Ishin even has, if you’re a fan of the karaoke sequences in the main games, its own historical take:

Ryu Ga Gotoku Ishin! - Okita Singing

These look great! I really want to play them!

Sega and developers Ryu Ga Gotoku Studio have long had multiple reasons to keep these games in Japan. The first was an understandable fear that, if nobody was buying the main Yakuza games, why would they bother with these spinoffs? As that was slowly nullified by the series’ increasing popularity in the West, there remained concerns that much of the vibe of the games would be lost on a Western audience, who wouldn’t be as familiar with the nuances of the time period. (It’s telling here that another Yakuza spinoff, the gun-heavy Dead Souls, was given an English-language release, which says a lot about Sega’s perceptions of the Western market.)

Those have now been joined (or replaced) by technical issues, as we covered just last year, when director Daisuke Sato said:

Personally, I would like for these titles to be localized and enjoyed by our Western fans. We were prioritizing regaining our ground with the series in the West from Yakuza 0, so time just flew by without an ideal time to release these games.

In my opinion, the action is one of the best in the series, so I’d like to localize them if we get the chance.

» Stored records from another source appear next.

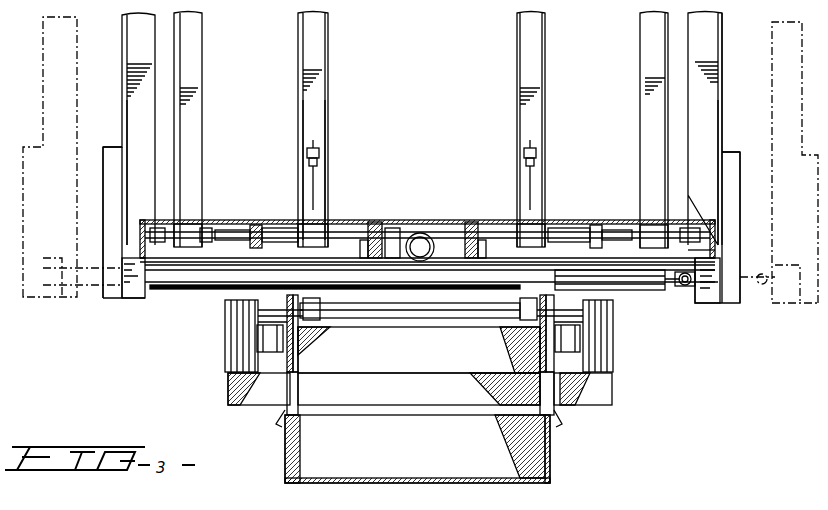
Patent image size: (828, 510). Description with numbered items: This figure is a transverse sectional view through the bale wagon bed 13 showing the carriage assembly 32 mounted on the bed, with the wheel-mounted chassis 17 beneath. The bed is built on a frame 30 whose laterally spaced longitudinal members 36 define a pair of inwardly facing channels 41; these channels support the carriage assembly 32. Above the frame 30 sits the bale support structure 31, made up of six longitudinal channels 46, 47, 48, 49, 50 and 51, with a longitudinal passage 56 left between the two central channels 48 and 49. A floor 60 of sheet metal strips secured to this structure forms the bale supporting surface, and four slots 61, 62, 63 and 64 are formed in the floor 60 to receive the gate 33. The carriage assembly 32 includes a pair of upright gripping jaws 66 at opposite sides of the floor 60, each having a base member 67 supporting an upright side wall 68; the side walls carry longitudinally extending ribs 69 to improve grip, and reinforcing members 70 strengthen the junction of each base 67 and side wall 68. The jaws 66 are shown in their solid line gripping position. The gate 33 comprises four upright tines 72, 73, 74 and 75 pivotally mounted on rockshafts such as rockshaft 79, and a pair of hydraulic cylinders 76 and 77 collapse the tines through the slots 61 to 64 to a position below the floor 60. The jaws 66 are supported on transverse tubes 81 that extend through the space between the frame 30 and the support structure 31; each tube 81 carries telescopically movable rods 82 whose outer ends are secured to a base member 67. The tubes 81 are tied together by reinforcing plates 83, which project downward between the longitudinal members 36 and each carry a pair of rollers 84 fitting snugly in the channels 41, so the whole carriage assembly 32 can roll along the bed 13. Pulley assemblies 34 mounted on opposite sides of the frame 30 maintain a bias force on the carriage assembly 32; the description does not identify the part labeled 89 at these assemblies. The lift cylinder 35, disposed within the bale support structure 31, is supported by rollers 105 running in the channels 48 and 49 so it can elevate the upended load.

The bale wagon bed 13 is at (750, 393).
The chassis 17 is at (552, 450).
The frame 30 is at (565, 322).
The bale support structure 31 is at (722, 252).
The carriage assembly 32 is at (358, 322).
The gate 33 is at (340, 90).
The pulley assembly 34 is at (622, 352).
The lift cylinder 35 is at (421, 233).
The longitudinal member 36 is at (300, 340).
The inwardly facing channel 41 is at (286, 324).
The longitudinal channel 46 is at (122, 237).
The longitudinal channel 47 is at (261, 222).
The longitudinal channel 48 is at (378, 222).
The longitudinal channel 49 is at (468, 229).
The longitudinal channel 50 is at (592, 238).
The longitudinal channel 51 is at (718, 240).
The longitudinal passage 56 is at (376, 250).
The floor 60 is at (248, 220).
The slot 61 is at (672, 224).
The slot 62 is at (553, 224).
The slot 63 is at (330, 224).
The slot 64 is at (212, 220).
The gripping jaw 66 is at (135, 62).
The base member 67 is at (138, 290).
The side wall 68 is at (122, 100).
The rib 69 is at (145, 146).
The reinforcing member 70 is at (108, 192).
The upright tine 72 is at (658, 60).
The upright tine 73 is at (540, 106).
The upright tine 74 is at (316, 124).
The upright tine 75 is at (190, 78).
The hydraulic cylinder 76 is at (536, 198).
The hydraulic cylinder 77 is at (316, 198).
The rockshaft 79 is at (217, 237).
The tube 81 is at (218, 275).
The rod 82 is at (100, 286).
The reinforcing plate 83 is at (320, 303).
The roller 84 is at (283, 341).
The pulley 89 is at (210, 352).
The roller 105 is at (385, 240).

However, the game is also close to 7 years old, so we may need to put in additional work to remake it instead of a simple port, so the decision is a bit more complicated.


Despite the potential in those statements, and the fact the developers have said they’re working on games beyond the Yakuza and Judgment series, we haven’t heard squat on the possibility since. But even if it does take some work—and in the case of Ryu ga Gotoku Kenzan!, some serious work—to get the games up to speed on modern hardware for modern expectations, there’s never been a better time to pull the trigger on that spend.

The Yakuza Kiwami games—remakes of the first two entries in the series—have done well, and that was for two games that had already been available in the West! These spinoffs would be starting from scratch, not to mention appealing beyond the existing Yakuza fanbase to the potentially wider audiences that lapped up the setting of, say, Ghost of Tsushima.


Anyway, I’m not here to demand these games. We’ve all managed to survive the last 15 years without them, and could maybe survive another 15, outside world permitting. I’m just here to maybe give Sega a nudge, a reminder that, hey, we love Yakuza games, but maybe one day we could also love those other Yakuza games, the ones with the swords, as well.